You may use your experiences with breeding as example or reinforcement of a statement only if relevant. 
You may discuss your ethics and morals in regards to breeding, but please do so in a respectful manner, and keep in mind that these are only your opinion.

*DO NOT post questions asking for information regarding to intentional breeding.*
This includes asking for advice on whether breeding your rats is "a good idea" and any other inquiries such as expected outcome of breeding certain colors, markings, etc. If you do not know the answers to these questions, it is probably NOT a good idea for you to be breeding rats.

*In absolutely no circumstance is the discussion of breeding rats or any other rodent for food for reptiles acceptable. These threads will be deleted and the posters suspended without warning.*

If you would like to link to your rattery website in your signature, the website and information must be submitted via a PM to a moderator in the following format:

Username:
Rattery Name:
Rattery Website:
Rattery Location:
Any additional contact info:
*Short Description:

* If requested, a link to your rattery will be added to the Breeder Listings sticky with the short description provided.

Your approval submission will be passed to the moderators in private and we will review your website in private for passing. Some of the websites we use as guidelines to review your site include the Breeder Red Flags list, information in the Ethical Breeding sticky, and our own experiences on the forum.
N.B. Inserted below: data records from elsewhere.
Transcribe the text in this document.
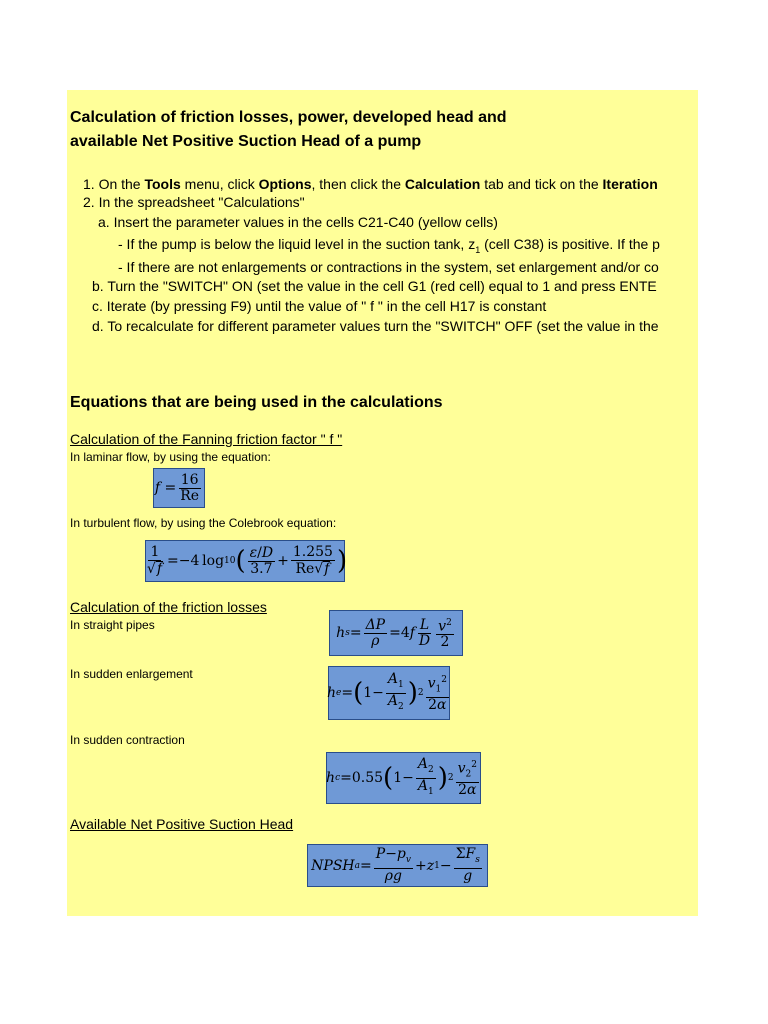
Calculation of friction losses, power, developed head and
available Net Positive Suction Head of a pump
1. On the Tools menu, click Options, then click the Calculation tab and tick on the Iteration
2. In the spreadsheet "Calculations"
a. Insert the parameter values in the cells C21-C40 (yellow cells)
- If the pump is below the liquid level in the suction tank, $z_1$ (cell C38) is positive. If the p
- If there are not enlargements or contractions in the system, set enlargement and/or co
b. Turn the "SWITCH" ON (set the value in the cell G1 (red cell) equal to 1 and press ENTE
c. Iterate (by pressing F9) until the value of " f " in the cell H17 is constant
d. To recalculate for different parameter values turn the "SWITCH" OFF (set the value in the
Equations that are being used in the calculations
Calculation of the Fanning friction factor " f "
In laminar flow, by using the equation:
$f = \frac{16}{Re}$
In turbulent flow, by using the Colebrook equation:
$\frac{1}{√f} =-4$ log 10 ( $\frac{\varepsilon/D}{3.7} + \frac{1.255}{Re√f}$ )
Calculation of the friction losses
In straight pipes	h $s = \frac{\Delta P}{\rho} =4$ f $\frac{L}{D} \frac{v^2}{2}$
In sudden enlargement
h e = ( $1- \frac{A_1}{A_2}$ ) $2 \frac{v_1^2}{2\alpha}$
In sudden contraction
h c =0.55 ( $1- \frac{A_2}{A_1}$ ) $2 \frac{v_2^2}{2\alpha}$
Available Net Positive Suction Head
NPSH $a = \frac{P-p_v}{\rho g} + z$ $1 - \frac{\Sigma F_s}{g}$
Once it has been passed, we will notify you in a PM and add your rattery to the breeder listings if requested. If your rattery does not pass, you will be notified and an explanation why will be included. We reserve the right to deny any rattery for any reasons we determine. Rejection may or may not be permanent. If some conflicting information on the website is explained or changed, we may repeal a permanent rejection. Keep in mind it may take some time for your request to be processed. You will be alerted if there will be a delay in reviewing.


----------